孝瓘走了几步,忽然回过头来,面具后面那双眼睛和满街灯火撞在一起,亮得惊人。
他朝高湛眨了眨眼,然后转回头,跟着兄弟们没入了灯河深处。
高湛站在原地看着他们的背影,飞雪落满他的墨狐裘,也落在他眉睫上,他没有拂。
手里还捏着钱袋,袋口敞着,铜板已经被风吹凉了。
方才那群孩子围着他吵嚷的时候,他是被簇拥着的——被拽着袖口,被喊着九叔,被当成一棵可以依靠的树。
可这些孩子的欢笑属于大哥,她也是。
自己只是碰巧路过,碰巧掏钱请了几根糖画,碰巧和她偶遇,帮着找狗,还没找到。
高湛垂下眼帘,将钱袋收入袖中。
满城华灯如昼,流光溢彩的长街一直铺到天际,可晋阳城的灯,没有一盏为他而亮。
不远处,鱼龙灯缓缓游过头顶,金色的鳞光落在空旷的雪地上,也落在他的肩头。
只是路过,不曾停留。
孝瑜的笑还挂在脸上,正要招呼弟弟们继续往前逛,忽然瞥见前方灯影里两道熟悉的身影。
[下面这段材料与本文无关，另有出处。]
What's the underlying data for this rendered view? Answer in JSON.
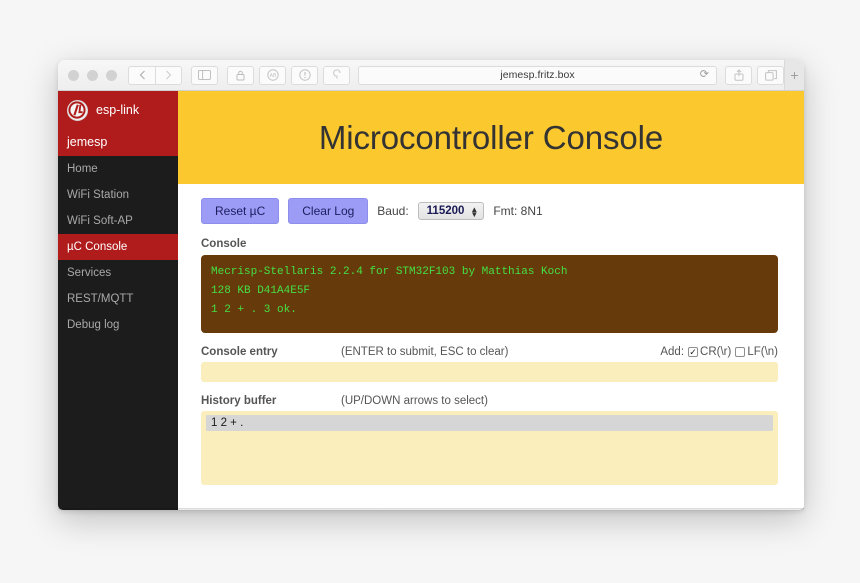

他愣了一下,脚步渐渐慢下来,笑也凉了。
是二叔和二婶。
孝琬舔着糖画往前走,差点撞到孝瑜背上。他顺着大哥的目光望过去,认出了二叔,张嘴想喊,孝瑜一把拽住他的后领,把他往身后带了半步。
孝琬手里的糖画差点脱手,抬头看他,一脸不解。
孝瑜没有解释,只是把食指往唇边压了压。
孝瓘也看见了,安安静静站在孝瑜身侧,没有说话。
孝珩走在最后,牵着延宗的小手,放慢了脚步。
他们看见二叔依旧佝偻着背,走在灯市最暗的那一段。
二婶手里提着一盏莲花灯,灯火在薄薄的灯纸里轻轻摇曳。
二叔偶尔侧过头对她说什么,把灯往她那边递一递。
他们走得很慢,像并不急着赶到哪里去。
孝瓘忽然开口,声音很轻,像在自言自语:“父王为什么总欺负二叔?”
孝琬把糖画从嘴里抽出来,舔了舔嘴唇上沾的糖渍,皱起眉头:“父王不仅欺负二叔,还欺负我舅舅。上回进宫,舅舅把我抱到龙椅上,让我坐了会儿。那椅子硬邦邦的,硌得屁股疼,一点也不舒服。”他低头看了看手里剩的半截糖画,声音忽然小下去,“我问舅舅不舒服怎么不多加些垫子?舅舅说谁坐都不会舒服,加再多垫子也没用。”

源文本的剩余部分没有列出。